On Tue, Jul 7, 2009 at 9:06 AM, Ken Arromdeearromdee@rahul.net wrote:
On Mon, 6 Jul 2009, stevertigo wrote:
More generally, my point is that the reasoning offered for the censorship is intellectually bankrupt.
Well let's not attribute to malice what better can be ascribed to corporate do-gooderness. Obviously, if the NYT, in presenting themselves to media, represented their case as being a tactic rather than simply a gesture of compliance, then they now have a little issue of journalistic integrity with everyone they dealt with.
That gets back to something I notied a while earlier:
Letting the newspaper decide that the harm done by suppressing information is less than the benefit of helping the prisoner survive, when the prisoner is a newspaper reporter, *is a conflict of interest*. We can't rely on the New York Times to make an unbiased, fairly presented, argument for weighing the two options when they're trying to protect one of their own reporters.
It's not just the Times' fault for not having the journalistic integrity to describe the situation accurately, it's ours for trusting them. We *shouldn't* trust someone with a conflict of interest. The fact that we did so shows that we don't have a good enough grasp on what it means to have a conflict of interest.
Some things are not easily describable and modelable in the in-wiki mental model and process.
We do badly enough on breaking news without introducing "our coverage may put a life at risk" as an additional complication.

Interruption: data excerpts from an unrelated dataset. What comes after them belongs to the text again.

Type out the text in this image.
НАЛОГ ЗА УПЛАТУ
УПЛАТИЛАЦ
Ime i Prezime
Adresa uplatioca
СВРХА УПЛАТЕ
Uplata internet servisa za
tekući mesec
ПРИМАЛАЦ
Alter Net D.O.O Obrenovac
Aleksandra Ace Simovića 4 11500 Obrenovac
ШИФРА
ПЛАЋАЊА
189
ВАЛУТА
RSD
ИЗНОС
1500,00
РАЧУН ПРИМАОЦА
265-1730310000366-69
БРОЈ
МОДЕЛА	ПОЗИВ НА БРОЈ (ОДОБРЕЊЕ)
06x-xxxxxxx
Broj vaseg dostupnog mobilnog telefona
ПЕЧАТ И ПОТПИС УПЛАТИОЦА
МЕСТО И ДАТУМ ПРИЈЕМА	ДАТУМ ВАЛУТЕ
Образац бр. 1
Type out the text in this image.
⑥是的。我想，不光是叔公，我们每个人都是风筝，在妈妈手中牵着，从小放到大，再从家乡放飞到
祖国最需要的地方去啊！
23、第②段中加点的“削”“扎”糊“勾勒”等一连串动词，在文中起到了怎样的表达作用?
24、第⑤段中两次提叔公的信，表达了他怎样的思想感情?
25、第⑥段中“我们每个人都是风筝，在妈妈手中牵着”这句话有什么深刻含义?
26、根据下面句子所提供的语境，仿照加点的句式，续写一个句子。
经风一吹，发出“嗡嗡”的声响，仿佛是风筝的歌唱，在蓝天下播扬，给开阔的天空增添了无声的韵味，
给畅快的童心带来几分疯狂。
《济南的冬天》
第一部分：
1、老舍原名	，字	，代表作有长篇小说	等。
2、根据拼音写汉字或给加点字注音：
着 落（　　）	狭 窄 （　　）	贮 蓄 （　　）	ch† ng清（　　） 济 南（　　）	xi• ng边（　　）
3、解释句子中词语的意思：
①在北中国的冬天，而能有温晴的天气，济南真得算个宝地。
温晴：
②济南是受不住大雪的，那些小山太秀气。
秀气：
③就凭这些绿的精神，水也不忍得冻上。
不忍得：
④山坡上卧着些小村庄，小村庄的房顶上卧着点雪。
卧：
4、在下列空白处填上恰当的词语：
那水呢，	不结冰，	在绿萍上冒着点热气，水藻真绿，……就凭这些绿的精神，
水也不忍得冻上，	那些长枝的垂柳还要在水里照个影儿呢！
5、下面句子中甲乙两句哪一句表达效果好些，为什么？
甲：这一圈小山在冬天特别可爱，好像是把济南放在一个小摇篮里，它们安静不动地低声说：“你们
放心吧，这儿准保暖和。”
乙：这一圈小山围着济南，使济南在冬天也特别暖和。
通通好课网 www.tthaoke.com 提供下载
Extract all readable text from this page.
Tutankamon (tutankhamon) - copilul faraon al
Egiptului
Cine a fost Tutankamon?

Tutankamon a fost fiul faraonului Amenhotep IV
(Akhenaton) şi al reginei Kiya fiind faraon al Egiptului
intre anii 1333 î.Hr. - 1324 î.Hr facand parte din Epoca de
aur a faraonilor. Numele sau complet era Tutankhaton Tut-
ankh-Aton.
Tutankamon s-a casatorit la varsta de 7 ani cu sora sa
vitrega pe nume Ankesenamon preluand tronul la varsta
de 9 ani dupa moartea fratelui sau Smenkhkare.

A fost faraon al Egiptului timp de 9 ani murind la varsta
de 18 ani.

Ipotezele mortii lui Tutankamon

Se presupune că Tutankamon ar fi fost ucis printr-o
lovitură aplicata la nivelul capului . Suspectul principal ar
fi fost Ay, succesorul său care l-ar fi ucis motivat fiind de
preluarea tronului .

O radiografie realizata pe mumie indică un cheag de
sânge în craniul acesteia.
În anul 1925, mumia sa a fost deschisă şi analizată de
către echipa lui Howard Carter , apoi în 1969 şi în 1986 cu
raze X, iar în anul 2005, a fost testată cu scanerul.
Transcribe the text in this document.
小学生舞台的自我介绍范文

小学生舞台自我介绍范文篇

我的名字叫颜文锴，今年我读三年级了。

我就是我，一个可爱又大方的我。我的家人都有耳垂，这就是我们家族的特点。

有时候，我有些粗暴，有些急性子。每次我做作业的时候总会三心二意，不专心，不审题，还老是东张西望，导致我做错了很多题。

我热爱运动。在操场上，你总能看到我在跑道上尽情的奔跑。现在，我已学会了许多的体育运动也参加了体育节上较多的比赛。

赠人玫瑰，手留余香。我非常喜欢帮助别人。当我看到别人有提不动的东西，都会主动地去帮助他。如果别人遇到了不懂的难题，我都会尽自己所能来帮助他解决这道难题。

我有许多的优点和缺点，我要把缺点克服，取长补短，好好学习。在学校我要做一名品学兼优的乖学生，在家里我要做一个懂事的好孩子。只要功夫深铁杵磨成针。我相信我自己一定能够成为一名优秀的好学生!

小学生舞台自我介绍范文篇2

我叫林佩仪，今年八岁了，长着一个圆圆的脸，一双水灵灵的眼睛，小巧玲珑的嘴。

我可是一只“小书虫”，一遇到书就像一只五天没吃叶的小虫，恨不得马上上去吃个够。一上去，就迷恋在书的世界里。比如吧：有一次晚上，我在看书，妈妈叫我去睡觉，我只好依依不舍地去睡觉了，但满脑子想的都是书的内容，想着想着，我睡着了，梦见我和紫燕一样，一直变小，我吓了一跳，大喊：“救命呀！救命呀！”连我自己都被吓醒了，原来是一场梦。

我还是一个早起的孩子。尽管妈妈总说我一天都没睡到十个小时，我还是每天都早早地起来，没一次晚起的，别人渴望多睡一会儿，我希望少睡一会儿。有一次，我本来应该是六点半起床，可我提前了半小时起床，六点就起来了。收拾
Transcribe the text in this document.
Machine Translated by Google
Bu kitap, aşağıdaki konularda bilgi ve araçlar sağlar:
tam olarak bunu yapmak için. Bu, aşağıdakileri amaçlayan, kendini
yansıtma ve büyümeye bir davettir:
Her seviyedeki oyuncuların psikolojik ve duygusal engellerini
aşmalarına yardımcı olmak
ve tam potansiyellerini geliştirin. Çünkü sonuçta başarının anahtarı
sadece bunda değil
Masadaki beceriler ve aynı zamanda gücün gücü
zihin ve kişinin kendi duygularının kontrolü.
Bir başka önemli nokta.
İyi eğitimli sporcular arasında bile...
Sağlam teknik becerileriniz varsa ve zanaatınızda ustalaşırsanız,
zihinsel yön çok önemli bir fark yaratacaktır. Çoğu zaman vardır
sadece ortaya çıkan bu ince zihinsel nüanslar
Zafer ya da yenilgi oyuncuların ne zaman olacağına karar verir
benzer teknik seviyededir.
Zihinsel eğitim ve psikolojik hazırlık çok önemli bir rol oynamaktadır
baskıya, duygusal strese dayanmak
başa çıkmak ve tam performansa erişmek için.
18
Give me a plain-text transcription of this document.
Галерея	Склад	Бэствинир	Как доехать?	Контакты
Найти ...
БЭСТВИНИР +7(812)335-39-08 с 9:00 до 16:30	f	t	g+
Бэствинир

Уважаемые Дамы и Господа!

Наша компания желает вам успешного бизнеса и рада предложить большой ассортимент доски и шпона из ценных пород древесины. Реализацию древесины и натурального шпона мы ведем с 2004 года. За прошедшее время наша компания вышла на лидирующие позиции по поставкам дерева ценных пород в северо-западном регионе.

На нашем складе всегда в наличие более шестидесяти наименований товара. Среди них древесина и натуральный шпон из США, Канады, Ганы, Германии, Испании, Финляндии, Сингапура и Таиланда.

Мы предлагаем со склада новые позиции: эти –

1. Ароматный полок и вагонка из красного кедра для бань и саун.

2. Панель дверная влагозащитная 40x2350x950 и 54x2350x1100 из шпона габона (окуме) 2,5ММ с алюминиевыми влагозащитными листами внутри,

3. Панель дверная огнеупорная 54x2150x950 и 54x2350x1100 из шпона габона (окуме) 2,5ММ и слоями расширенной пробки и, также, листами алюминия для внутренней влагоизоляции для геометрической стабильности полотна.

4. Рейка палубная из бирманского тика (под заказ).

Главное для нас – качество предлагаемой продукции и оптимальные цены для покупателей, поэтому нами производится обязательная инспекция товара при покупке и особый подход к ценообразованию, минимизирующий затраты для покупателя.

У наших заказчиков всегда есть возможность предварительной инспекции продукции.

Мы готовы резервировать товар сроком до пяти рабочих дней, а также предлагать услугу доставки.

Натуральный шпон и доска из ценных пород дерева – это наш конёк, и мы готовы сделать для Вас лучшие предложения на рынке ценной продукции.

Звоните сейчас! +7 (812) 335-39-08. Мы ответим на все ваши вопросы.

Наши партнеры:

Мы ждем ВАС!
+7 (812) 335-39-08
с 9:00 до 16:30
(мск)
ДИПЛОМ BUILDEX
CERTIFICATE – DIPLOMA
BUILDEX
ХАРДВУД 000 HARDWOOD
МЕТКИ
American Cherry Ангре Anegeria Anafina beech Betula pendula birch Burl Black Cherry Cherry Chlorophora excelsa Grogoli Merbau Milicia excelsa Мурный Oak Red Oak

We are not currently prepared to be entirely community-wide consensusly responsible and ethical and consistent about some news stories which are actively evolving. We're not supposed to be doing that anyways. We're an encyclopedia (WP, at least), not a news source. We do other things badly. Applying our "build an encyclopedia" logic, ethics, structure, consensus to other types of information may work particularly badly.